The rating system here seems a bit unhelpful.

Forget being the leader -- as a member of the Catholic Church, Pope Francis believes the Word of God and lives it in more than an obligatory or agenda-driven way. The Gospel and the Sacraments are his mission and mandate. We best welcome him to the international scene, and into our lives, as a teacher, pastor and father.

When I stood in St. Peter's Square watching the white smoke and waiting for the Habemus Papam, I observed that the pilgrims gathered didn't desire to see a favored candidate so much as they wanted a Holy Father. The new pope leading the crowd in prayer was a spectacle of quiet devotion, a reminder of the inner life that undergirds society.

I mention the Cuomos because their comments well illustrate the central challenge of our time: secularism. Despite their status as a prominent Catholic family, they are advocates of legal abortion. Mario Cuomo is best known in this context as an early leader of a "personally opposed, but ... " approach to the issue in political life.

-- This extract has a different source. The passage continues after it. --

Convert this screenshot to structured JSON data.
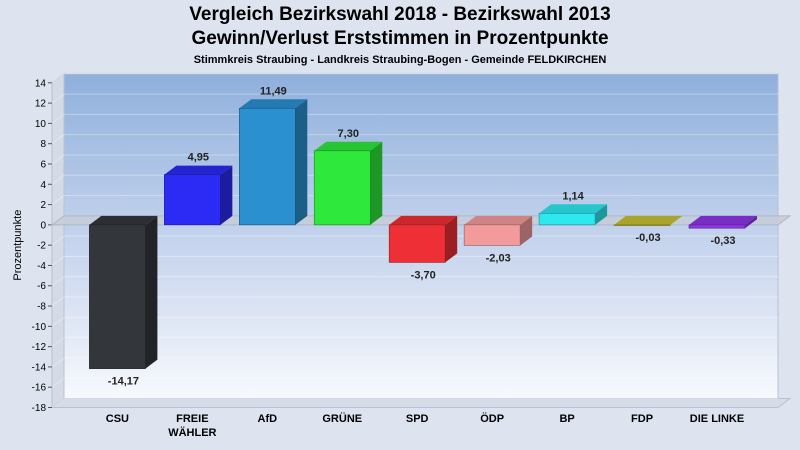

It's an outgrowth of surrender to secularism, a capitulation to the privatization of religion, even or especially among professed believers. But that's not religion. Religion infuses life. Religious people who truly seek to live radical lives of love and service make democracy and civil society succeed.

"The Lord brings about a change in those who are faithful to Him," then-Cardinal Bergoglio said in an interview in 2007. He was talking bare-bones Catholic faith.

When he prepared to greet the crowds outside St. Peter's, flowing out and filling not just the Square but also the Via della Conciliazione, there was an odd peace. Odd, because it was so countercultural. Normally in cold, wet, packed crowds who find themselves waiting, there might be conflicts. Not anywhere I stood. It was as if that Holy Spirit the cardinals had said they would be conferring with had a presence outside the Sistine Chapel, too.

In that 2007 interview, Bergoglio said: "Staying, remaining faithful implies an outgoing. Precisely if one remains in the Lord one goes out of oneself." In other words, we don't change the faith, the faith changes us. We Americans, who tend to see the world in terms of politics and personality, might consider regarding Pope Francis as one who might just be able to help us, lead us out of unjust division and into a future with a deeper understanding of the source of his hope. He's not just another name in the news, but an apostle, the successor of Peter, a Holy Father.